Women's Rights Network
History and Guiding Principles
WRN was founded in September of 1995 by women's rights activists and Harvard Law School graduates Carrie Cuthbert and Kim Slote. WRN's co-founders received public interest fellowships from the Echoing Green Foundation and Harvard Law School in order to found WRN. For its first three years of existence, WRN was housed in donated office space at the Boston law firm of Foley, Hoag & Eliot, LLP, from which it also received extensive in-kind support.

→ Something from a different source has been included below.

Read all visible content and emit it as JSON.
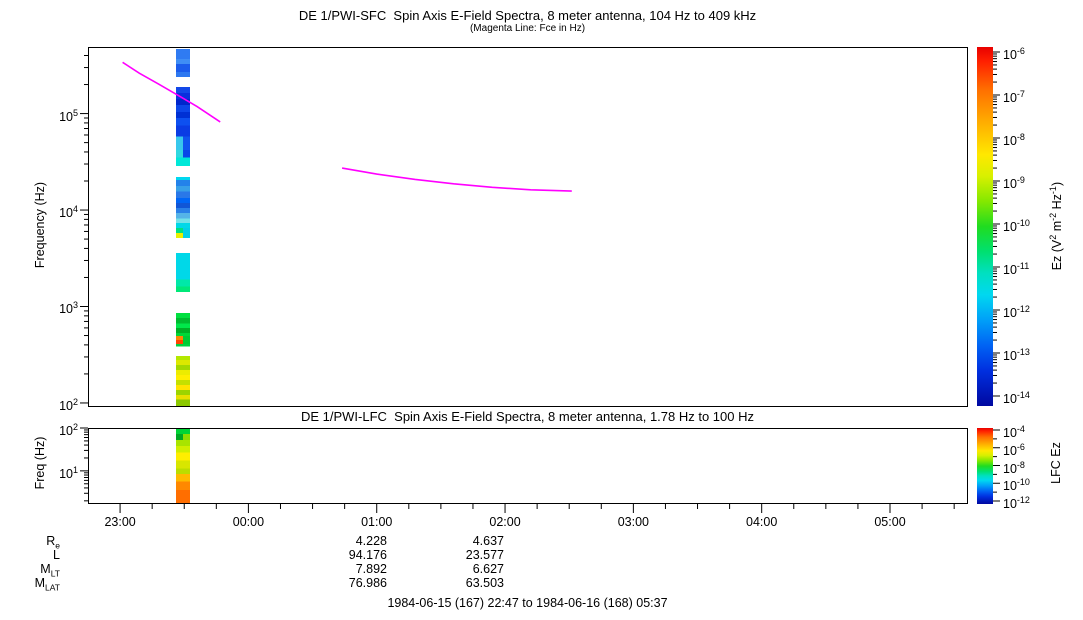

Slote and Cuthbert identified the need for an organization like WRN through their experiences working in women's movements in the United States and in different countries around the world. These experiences led them to become aware both of the global scope and prevalence of violence against women by their intimate partners and of the tremendous variety of creative strategies advocates are using in different countries to address it. At the same time, it also became apparent that few mechanisms existed for advocates to sustain international networking specifically on the issue of violence against women by their intimate partners, despite the fact that advocates are often each other's most valuable resource in developing programs, effecting policy reform, creating public education campaigns, and organizing. In creating WRN, Cuthbert and Slote sought to help meet this need by offering advocates around the world ongoing access to resources, strategies and organizing opportunities in different countries that would increase the impact and scope of their work, enable them to form lasting partnerships with one another, and strengthen the global women's human rights movement.
Since its founding, WRN has been committed to developing projects that are constituent-driven, multi-disciplinary and collaborative, and that retain an international and women's human rights focus. The first step WRN's co-founders took in creating its program areas was to survey battered women's advocates in the United States and overseas about the most critical issues facing them in their work and how they might benefit from sustained international collaboration. The responses they received helped shape the projects that now comprise WRN's Global Network Against Domestic Violence & Sexual Abuse. They also made clear the need for WRN to develop projects in its Global Network that include a simultaneous U.S. and global focus, and that are designed to produce concrete outcomes on both levels. Such an approach is essential in order to recognize and respond to the global nature of violence against women, develop solutions that are adaptable to communities across the globe, and lay the groundwork for advocates worldwide to work together in a variety of settings.
In building their Global Network, WRN's cofounders also began to recognize the strategic value of using the human rights framework in the struggle to end violence against women, and the need for advocates in the United States in particular to develop a human rights approach to domestic violence and sexual abuse in their own communities. The success of WRN's Global Network projects also sparked strong interest among WRN's U.S.-based constituents in developing a human rights approach to violence against women in their own country. As a result, WRN's second major program area, the U.S. Human Rights Education & Advocacy Initiative, was born in January of 1998. A human rights approach to domestic violence and sexual abuse in the United States is critical for several reasons. Broadly speaking, such an approach immediately links local U.S. strategies with those of the global women's human rights movement, thereby increasing the impact of both movements. It also gives advocates in the United States new and more comprehensive tools to hold our own government accountable to its obligations under international law and to the commitments made by the United States to the Platform for Action that was agreed to by women throughout the world at the 1995 U.N. Beijing Women's Conference.
In October of 1998, WRN joined the Wellesley Centers for Women where Cuthbert and Slote continue to co-direct all of WRN's programs and projects. Because of the complementary nature of WRN and the Centers' work, there are multiple, ongoing opportunities for collaboration between projects. For example, WRN and Linda Williams, Co-Director of the National Violence Against Women Prevention Research Center at the Centers, have been working together on WRN's International Project on Intimate Partner Sexual Abuse, and are exploring other possibilities for combining efforts in the future. WRN also collaborated with the Centers by serving on the organizing committee of a research seminar entitled "Gendered Violence Across the Life Span," with the goal to foster multidisciplinary research projects that bring together researchers, advocates and practitioners interested in violence prevention and intervention. Over the long-term, all of the collaborations between WRN and the Centers will enable WRN to build its current program areas in ways that address the intersection of a comprehensive range of women's human rights issues: violence, reproductive rights, economic equality, education, health care, political participation, and others.